Tomato preserves for water bath canning
- Vetter Sep 28, 2008 10:48 AM
I'd like to save a little of the summer by canning various tomato based preserves. Before I go spend a fortune at the farmer's market, I'd love to hear what other Hounds have had luck with.
I'm considering making tomato chutney, a tomato catsup (clove-y and complex, as served by my favorite breakfast joint), and green tomato mincemeat. I haven't the foggiest what the green tomato mincemeat even tastes like, but the recipe looks interesting: http://www.uga.edu/nchfp/how/can_02/c....
Please share your favorite recipes and ideas.
I make tomato sauce and tomato salsa. Both are staples for me year round, now. I can't remember the last time I used purchased tomato sauce. I just make a simple tomato sauce and leave it that way so I can dress it up when I use it later.
I made tomato basil preserves this summer-just google the recipe. Very sweet, like a jam. Great with goat cheese and crackers as an appetizer. I'd add some spiciness to it next time...a little chile.
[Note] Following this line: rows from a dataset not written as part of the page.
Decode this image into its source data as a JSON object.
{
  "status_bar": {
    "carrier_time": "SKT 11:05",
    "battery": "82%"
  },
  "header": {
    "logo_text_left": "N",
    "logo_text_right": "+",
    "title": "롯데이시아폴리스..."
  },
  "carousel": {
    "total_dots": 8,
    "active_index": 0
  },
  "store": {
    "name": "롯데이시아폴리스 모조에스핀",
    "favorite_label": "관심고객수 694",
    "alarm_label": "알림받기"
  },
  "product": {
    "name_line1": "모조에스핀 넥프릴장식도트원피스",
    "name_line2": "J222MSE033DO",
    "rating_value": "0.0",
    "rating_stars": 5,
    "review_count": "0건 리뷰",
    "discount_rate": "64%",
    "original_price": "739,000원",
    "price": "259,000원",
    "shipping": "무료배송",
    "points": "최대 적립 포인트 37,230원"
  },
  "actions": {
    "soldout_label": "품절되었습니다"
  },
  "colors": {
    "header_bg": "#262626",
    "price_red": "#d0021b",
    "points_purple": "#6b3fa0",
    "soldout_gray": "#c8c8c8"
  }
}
And I noticed epicurious.com has a new recipe posted (new recipes from Bon Appetit) for a canned fresh tomato sauce that looks good....also a green tomato and red onion relish. I'm curious about both.
I'm in the lucky situation of having more tomatoes than we know what to do with, so am desperately trying new recipes. I've also thrown a lot of them whole into freezer bags.